Senin, 07 November 2011

Tipe Karakter Pemimpin yang dibutuhkan untuk Project Manager


Saat ini banyak PM (Project Manajer) yang bisa dikatakan bayangan atau tidak punya otoritas apapun didalam menjalankan proyek, kendali sepenuhnya dipegang oleh Project Director atau Key Person dalam Perusahaan sehingga ini juga mempersulit PM untuk bertindak cepat mengatasi masalah karena harus mengekskalasi permasalahan karena "dia" tidak memiliki otoritas apapun.
 


Berdasarkan pengalaman saya pribadi, memimpin sebuah proyek dengan otoritas penuh yaitu kendali ditangan PM, dibantu oleh tim proyek yang bisa bersinergi adalah kunci suksesnya proyek. Tapi kondisi ideal ini tidak selalu didapat dalam setiap proyek tentunya. Hasil penelitian saya di perusahaan konstruksi ditahun 2003 lalu menghasilkan fakta bahwa Seorang PM dengan Kompetensi Baik bisa tidak sukses jika 'dia" tidak dibantu oleh Tim Proyek yang solid. Tapi Tim Proyek yang Solid dan bersinergi baik bisa sukses walaupun PMnya memiliki kompetensi biasa saja/standard.


Diatas adalah sedikit fakta yang bisa diungkap dalam dunia PM yang ada saat ini, dan mari kita kaitkan dengan judul diskusi "Tipe Karakter Pemimpin yang dibutuhkan untuk Project Manager"

beberapa catatan yang bisa diambil adalah:
  1. Clearkan Goal Proyek, Tingkat Resiko Proyek, Nilai Proyek, Industri dimana Proyek berasal sangat berpengaruh dalam penentuan Kualitas dan Karakter PM yang akan dicari.
  2. Penting sekali diawal project di clearkan sejauh mana otoritas PM dalam sebuah proyek
  3. Penting sekali membuat Tim Proyek yang bisa bersinergi satu dengan yang lain; kalaupun Tim Proyek sifatnya "Given" PM harus bisa langsung memetakan job desk masing2 Tim Proyek agar tidak overlaping
  4. Penting bagi PM mendapatkan semua informasi Proyek dari awal sampai PM bergabung, terutama informasi saat proses develop sampai proyek mulai dilaksanakan (teknikal maupun non teknikal) hal ini berguna untuk memaintain stakeholder Expectation dengan win-win solution
  5. Leadership, Empathy, Risk Taker, menguasai communication method mengingat 90% PM tugasnya adalah berkoordinasi dan berkolaborasi dengan Tim Proyek Internal Maupun External dan tidak ketinggalan sedikit penguasaan tehnikal dari proyek yang akan di pimpin
Catatan diatas adalah sedikit kesimpulan yang bisa diambil dari diskusi topik ini, tapi perlu dicatat...bahwa sebagai "Tim Proyek" termasuk PM itu sendiri.
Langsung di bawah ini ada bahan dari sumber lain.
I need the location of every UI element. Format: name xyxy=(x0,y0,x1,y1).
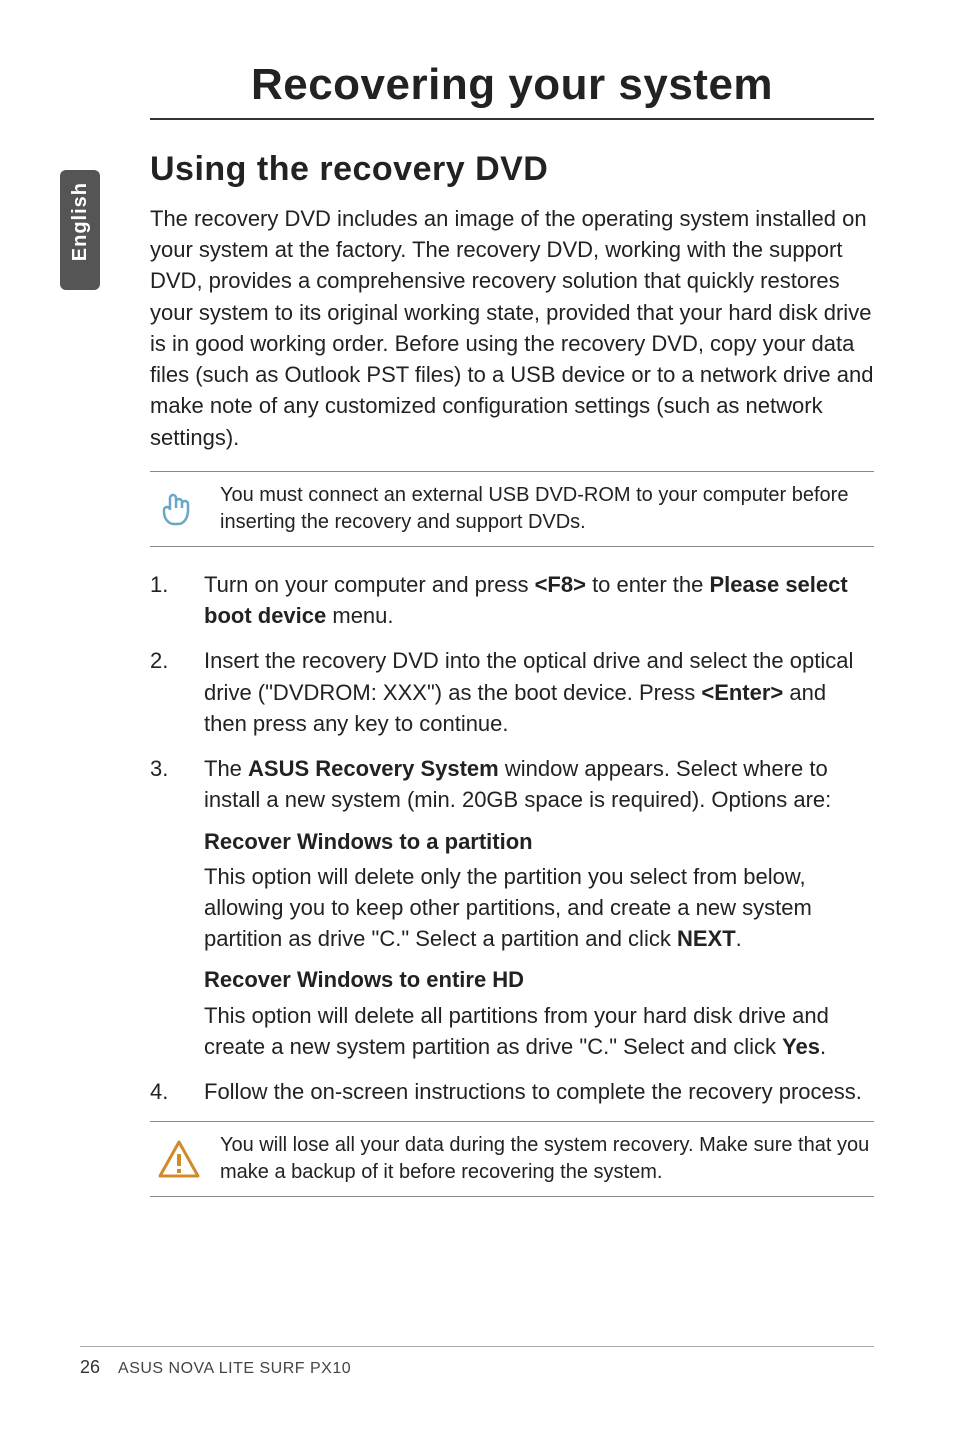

PM bukan berarti paling hebat diantara Tim Proyek lain...untuk Itu menjadi Profesional sebagai Tenaga Ahli juga tetap berharga tinggi dan bisa menjadi penentu sukses proyek juga jika Proyek yang dilaksanakan adalah Project Spesifik dengan Keahlian tertentu apalagi ditambah dengan pemahaman tentang manajemen proyek pasti akan lebih memiliki nilai jual tersendiri. SMANGAT!!!!.......Vinny Gemilia

................................................................................................................................................................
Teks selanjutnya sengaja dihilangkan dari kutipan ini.